Charles Ginn, a UC associate professor of psychology, says as many as 5,000 students will get the price break next year, since the course also satisfies academic college requirements for non-psychology majors. Ginn says the e-text adoption plan has the potential to be adopted across the state as part of the Ohio Digital Bookshelf Project, an initiative under the University System of Ohio (USO) Strategic Plan for Higher Education to develop a high-quality, affordable, flexible system of higher education with a wide range of educational options.

“Under this pilot project, we can now be certain that course content materials are available to the students, because price is no longer a factor,” Ginn says. “Due to rapidly increasing costs, more and more students are deciding not to purchase assigned textbooks. At some community colleges and other institutions of higher education, some students even postpone the pursuit of their degrees because the cost of textbooks equals or exceeds the cost of tuition.” 

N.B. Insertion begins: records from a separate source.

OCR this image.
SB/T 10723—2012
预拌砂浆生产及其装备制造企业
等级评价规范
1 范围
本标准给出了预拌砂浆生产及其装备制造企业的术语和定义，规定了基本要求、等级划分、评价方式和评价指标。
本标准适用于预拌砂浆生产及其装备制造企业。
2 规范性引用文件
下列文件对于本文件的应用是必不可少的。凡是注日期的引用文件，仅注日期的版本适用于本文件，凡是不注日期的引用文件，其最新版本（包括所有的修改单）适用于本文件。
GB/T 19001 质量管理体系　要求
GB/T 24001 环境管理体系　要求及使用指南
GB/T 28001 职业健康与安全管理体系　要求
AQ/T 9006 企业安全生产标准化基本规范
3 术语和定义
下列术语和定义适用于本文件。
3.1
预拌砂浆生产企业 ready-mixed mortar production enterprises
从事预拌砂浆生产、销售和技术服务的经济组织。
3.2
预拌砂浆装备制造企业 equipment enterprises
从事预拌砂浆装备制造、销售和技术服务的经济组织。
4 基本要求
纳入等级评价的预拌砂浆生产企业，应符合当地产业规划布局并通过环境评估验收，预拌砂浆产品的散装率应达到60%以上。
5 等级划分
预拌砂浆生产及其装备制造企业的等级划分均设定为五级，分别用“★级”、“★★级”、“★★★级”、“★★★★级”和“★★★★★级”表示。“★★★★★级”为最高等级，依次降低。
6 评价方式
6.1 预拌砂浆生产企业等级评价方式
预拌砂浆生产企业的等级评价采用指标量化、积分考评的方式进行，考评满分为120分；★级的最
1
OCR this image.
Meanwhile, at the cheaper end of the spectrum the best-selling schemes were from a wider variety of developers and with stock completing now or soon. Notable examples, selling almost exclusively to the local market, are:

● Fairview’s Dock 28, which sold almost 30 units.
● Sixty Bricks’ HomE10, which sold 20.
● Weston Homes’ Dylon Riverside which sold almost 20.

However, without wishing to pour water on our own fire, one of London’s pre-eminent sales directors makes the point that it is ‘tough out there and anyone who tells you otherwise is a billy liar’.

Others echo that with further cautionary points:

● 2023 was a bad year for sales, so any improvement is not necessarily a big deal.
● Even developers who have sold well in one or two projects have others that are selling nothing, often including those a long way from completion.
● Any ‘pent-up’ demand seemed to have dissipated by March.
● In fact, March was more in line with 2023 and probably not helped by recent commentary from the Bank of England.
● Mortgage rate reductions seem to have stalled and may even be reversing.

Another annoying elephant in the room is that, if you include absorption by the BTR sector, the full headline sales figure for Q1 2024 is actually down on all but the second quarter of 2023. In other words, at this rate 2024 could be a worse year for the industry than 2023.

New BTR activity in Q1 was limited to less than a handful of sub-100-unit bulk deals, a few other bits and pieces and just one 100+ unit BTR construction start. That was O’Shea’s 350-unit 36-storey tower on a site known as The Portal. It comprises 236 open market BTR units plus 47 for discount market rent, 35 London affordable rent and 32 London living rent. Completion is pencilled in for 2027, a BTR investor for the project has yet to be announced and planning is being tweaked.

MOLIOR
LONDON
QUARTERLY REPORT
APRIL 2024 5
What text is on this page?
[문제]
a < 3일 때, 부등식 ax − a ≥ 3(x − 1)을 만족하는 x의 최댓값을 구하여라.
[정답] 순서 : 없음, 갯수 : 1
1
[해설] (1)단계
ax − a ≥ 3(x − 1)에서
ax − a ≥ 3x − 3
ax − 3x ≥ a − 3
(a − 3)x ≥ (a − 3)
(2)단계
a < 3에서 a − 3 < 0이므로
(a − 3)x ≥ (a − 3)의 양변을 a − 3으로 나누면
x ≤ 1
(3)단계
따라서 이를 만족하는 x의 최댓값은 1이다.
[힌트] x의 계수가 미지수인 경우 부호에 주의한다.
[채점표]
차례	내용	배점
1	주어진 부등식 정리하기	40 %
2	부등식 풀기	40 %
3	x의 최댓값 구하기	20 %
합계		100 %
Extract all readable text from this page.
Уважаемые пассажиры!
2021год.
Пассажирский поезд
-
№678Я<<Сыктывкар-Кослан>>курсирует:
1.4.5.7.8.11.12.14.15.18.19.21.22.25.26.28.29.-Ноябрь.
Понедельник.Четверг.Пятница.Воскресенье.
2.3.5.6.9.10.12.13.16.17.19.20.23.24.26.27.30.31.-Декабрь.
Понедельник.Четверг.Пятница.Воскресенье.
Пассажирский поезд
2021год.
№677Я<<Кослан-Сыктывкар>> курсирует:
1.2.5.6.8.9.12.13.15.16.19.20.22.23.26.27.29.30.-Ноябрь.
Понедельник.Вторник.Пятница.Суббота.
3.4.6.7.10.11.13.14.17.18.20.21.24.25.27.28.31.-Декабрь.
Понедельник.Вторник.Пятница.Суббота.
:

The university and the publisher have agreed to a four-year commitment to maintain the price of the initiative.

The e-text version of the book, Introduction to Psychology by Charles Stangor, will also be made available on the website of the Ohio Digital Bookshelf Project. Through that availability, other state institutions that are members of the USO can choose the book for the course.

The selection committee was led by Ginn, who recruited students, faculty, IT and disability services staff to help make the adoption decision. Stephen Acker, research director for the OhioLINK/Ohio Board of Regents Digital Bookshelf Project, served as advisor to the committee.

“Charley Ginn’s research, advocacy and ‘walk-the-walk’ teaching experiences with digital textbooks have made major contributions to textbook affordability for students across the state,” says Acker. “This 360-degree focus on the student in the adoption decision is an innovative model that can be adapted to serve other departments and campuses,” says Acker.

“UC’s textbook selection process put student needs front and center, and created a level playing field for innovative models that addressed those needs,” said Eric Frank, president of Flat World Knowledge. “Their decision to select Flat World sends a clear message that new approaches can solve a critical problem in the classroom – ensuring that high quality textbooks are accessible to everyone and available any way a student prefers to learn.”

“Flat World should be commended for thinking proactively for developing textbooks for students who require materials in a format which will satisfy their individual needs – materials which they can access directly from the publisher’s website,” says Michael Southern, director of UC Disability Services and member of the e-text search committee. “The standard print version of a textbook may not be useful for a student with a visual disability. But having the same text in e-book form allows the student to navigate via an iPad, laptop or other electronic device independently. Flat World has set the standard for others to aspire,” Southern says.

Founded in 2007, Flat World Knowledge is the largest publisher of expert-authored and peer-reviewed open college textbooks for students worldwide. The company reports that students at more than 2,000 colleges and universities are using Flat World textbooks during the 2011/2012 academic year.